In the mountains of local Vietnam, a goliath combine of hands lifts a brilliant string of walkway high over the clifftops, as though the mountain itself has grown limbs.”I feel like I’m strolling on mists,” said Vuong Thuy Linh, a vacationer from Hanoi. “It’s so exceptional”.
Cau Vang or the “Brilliant Bridge” in Vietnam’s Ba Na Hills has pulled in scores of sightseers since it opened in June, anxious to see a novel bit of engineering acclaimed for its uncommon design.The walker walkway, outlined by TA Landscape Architecture in Ho Chi Minh City, sits at more than 1,000 meters (3,280 feet) above ocean level and stretches out over the treetops from the edge of a verdant bluff face, offering travelers continuous perspectives of the grand scene underneath.

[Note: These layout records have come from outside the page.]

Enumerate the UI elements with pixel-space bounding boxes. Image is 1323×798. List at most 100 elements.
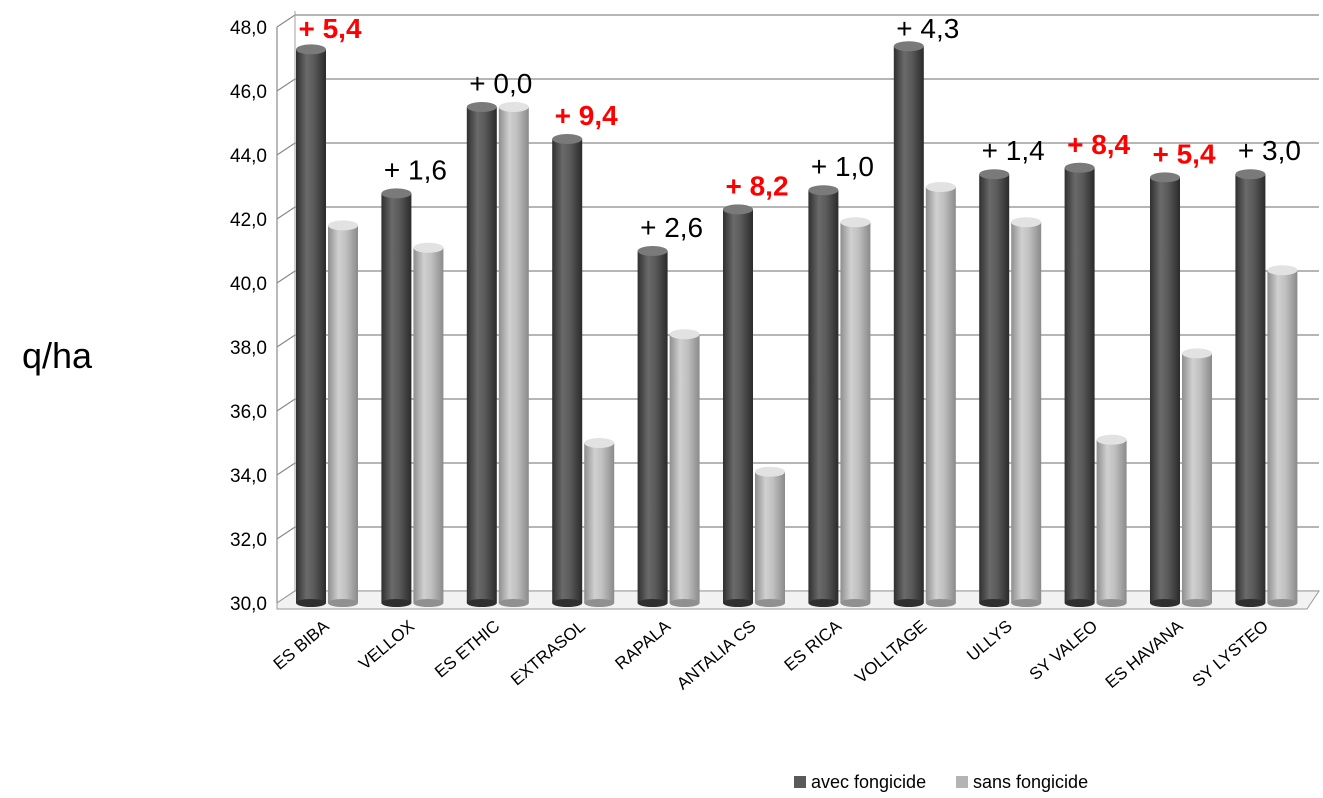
data-label: + 2,6 bbox=[640, 212, 703, 243]
bar-avec bbox=[466, 107, 497, 603]
data-label: + 1,4 bbox=[982, 135, 1045, 166]
data-label: + 8,4 bbox=[1067, 129, 1130, 160]
data-label: + 5,4 bbox=[298, 13, 361, 44]
bar-base bbox=[413, 599, 444, 607]
bar-base bbox=[1064, 599, 1095, 607]
bar-base bbox=[498, 599, 529, 607]
bar-base bbox=[1267, 599, 1298, 607]
bar-top bbox=[584, 438, 615, 448]
bars bbox=[296, 41, 1298, 607]
bar-avec bbox=[381, 193, 412, 603]
gridline-diag bbox=[276, 526, 296, 540]
bar-base bbox=[552, 599, 583, 607]
bar-base bbox=[1235, 599, 1266, 607]
bar-avec bbox=[637, 251, 668, 603]
bar-top bbox=[552, 134, 583, 144]
y-tick-label: 40,0 bbox=[230, 274, 267, 295]
bar-top bbox=[979, 169, 1010, 180]
bar-base bbox=[1096, 599, 1127, 607]
bar-top bbox=[1150, 172, 1180, 183]
bar-base bbox=[584, 599, 615, 607]
bar-sans bbox=[925, 187, 956, 603]
bar-top bbox=[466, 102, 497, 112]
bar-sans bbox=[328, 225, 358, 603]
y-tick-label: 48,0 bbox=[230, 18, 267, 39]
bar-base bbox=[840, 599, 871, 607]
x-tick-label: ES BIBA bbox=[270, 616, 333, 673]
bar-base bbox=[466, 599, 497, 607]
bar-top bbox=[893, 41, 924, 52]
bar-base bbox=[893, 599, 924, 607]
x-tick-label: EXTRASOL bbox=[507, 617, 589, 690]
legend-label-sans: sans fongicide bbox=[973, 772, 1088, 792]
x-tick-label: ANTALIA CS bbox=[673, 617, 760, 694]
x-tick-label: RAPALA bbox=[612, 616, 675, 673]
x-tick-label: SY LYSTEO bbox=[1189, 617, 1272, 691]
bar-top bbox=[381, 188, 412, 199]
bar-sans bbox=[584, 443, 615, 603]
bar-top bbox=[498, 102, 529, 112]
y-tick-label: 44,0 bbox=[230, 146, 267, 167]
bar-base bbox=[328, 599, 358, 607]
bar-top bbox=[328, 220, 358, 231]
legend: avec fongicide sans fongicide bbox=[794, 772, 1088, 792]
bar-avec bbox=[979, 174, 1010, 603]
bar-avec bbox=[1064, 167, 1095, 604]
bar-top bbox=[1011, 217, 1042, 228]
x-tick-label: SY VALEO bbox=[1026, 617, 1101, 685]
y-tick-label: 46,0 bbox=[230, 82, 267, 103]
gridline-diag bbox=[276, 398, 296, 412]
bar-sans bbox=[498, 107, 529, 603]
data-label: + 1,6 bbox=[384, 154, 447, 185]
x-tick-label: ES ETHIC bbox=[431, 617, 503, 682]
gridlines bbox=[276, 14, 1319, 604]
bar-top bbox=[723, 204, 753, 215]
bar-top bbox=[637, 246, 668, 256]
gridline-diag bbox=[276, 462, 296, 476]
bar-avec bbox=[1235, 174, 1266, 603]
bar-base bbox=[296, 599, 326, 607]
data-label: + 1,0 bbox=[811, 151, 874, 182]
bar-avec bbox=[1150, 177, 1180, 603]
bar-top bbox=[755, 466, 785, 477]
y-tick-label: 32,0 bbox=[230, 530, 267, 551]
bar-sans bbox=[755, 471, 785, 603]
y-tick-label: 42,0 bbox=[230, 210, 267, 231]
bar-top bbox=[1235, 169, 1266, 180]
gridline-diag bbox=[276, 142, 296, 156]
gridline-diag bbox=[276, 78, 296, 92]
bar-sans bbox=[669, 334, 700, 603]
gridline-diag bbox=[276, 270, 296, 284]
bar-avec bbox=[723, 209, 753, 603]
bar-top bbox=[1096, 434, 1127, 445]
y-tick-label: 36,0 bbox=[230, 402, 267, 423]
bar-base bbox=[723, 599, 753, 607]
x-tick-label: ES RICA bbox=[781, 616, 846, 675]
bar-top bbox=[1182, 348, 1212, 359]
gridline-diag bbox=[276, 206, 296, 220]
bar-sans bbox=[840, 222, 871, 603]
bar-base bbox=[925, 599, 956, 607]
bar-base bbox=[1011, 599, 1042, 607]
bar-base bbox=[979, 599, 1010, 607]
bar-avec bbox=[893, 46, 924, 603]
bar-base bbox=[381, 599, 412, 607]
bar-top bbox=[296, 44, 326, 55]
gridline-diag bbox=[276, 334, 296, 348]
x-tick-label: ES HAVANA bbox=[1102, 616, 1187, 692]
y-axis-label: q/ha bbox=[22, 335, 93, 376]
bar-sans bbox=[413, 247, 444, 604]
data-label: + 4,3 bbox=[896, 13, 959, 44]
data-labels: + 5,4 + 1,6 + 0,0 + 9,4 + 2,6 + 8,2 + 1,0 + 4,3… bbox=[298, 13, 1300, 243]
bar-base bbox=[637, 599, 668, 607]
bar-base bbox=[755, 599, 785, 607]
bar-sans bbox=[1096, 439, 1127, 603]
x-tick-label: ULLYS bbox=[963, 617, 1016, 665]
bar-top bbox=[669, 329, 700, 340]
x-tick-label: VELLOX bbox=[355, 617, 418, 674]
bar-sans bbox=[1267, 270, 1298, 603]
data-label: + 0,0 bbox=[469, 68, 532, 99]
bar-top bbox=[840, 217, 871, 228]
bar-sans bbox=[1011, 222, 1042, 603]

The extension was intended to summon the picture of the “monster hands of Gods, hauling a portion of gold out of the land,” said Vu Viet Anh, Design Principal at TA Landscape Architecture.The Ba Na Hills, a prominent escape for the French amid the frontier control of Vietnam, got more than 2.7 million guests a year ago, as indicated by the Vietnam National Administration of Tourism.But it is the Golden Bridge and its backings – two colossal stone-hued human hands styled so that it looks as though the wilderness is attempting to recover them – which have accumulated the most consideration from guests.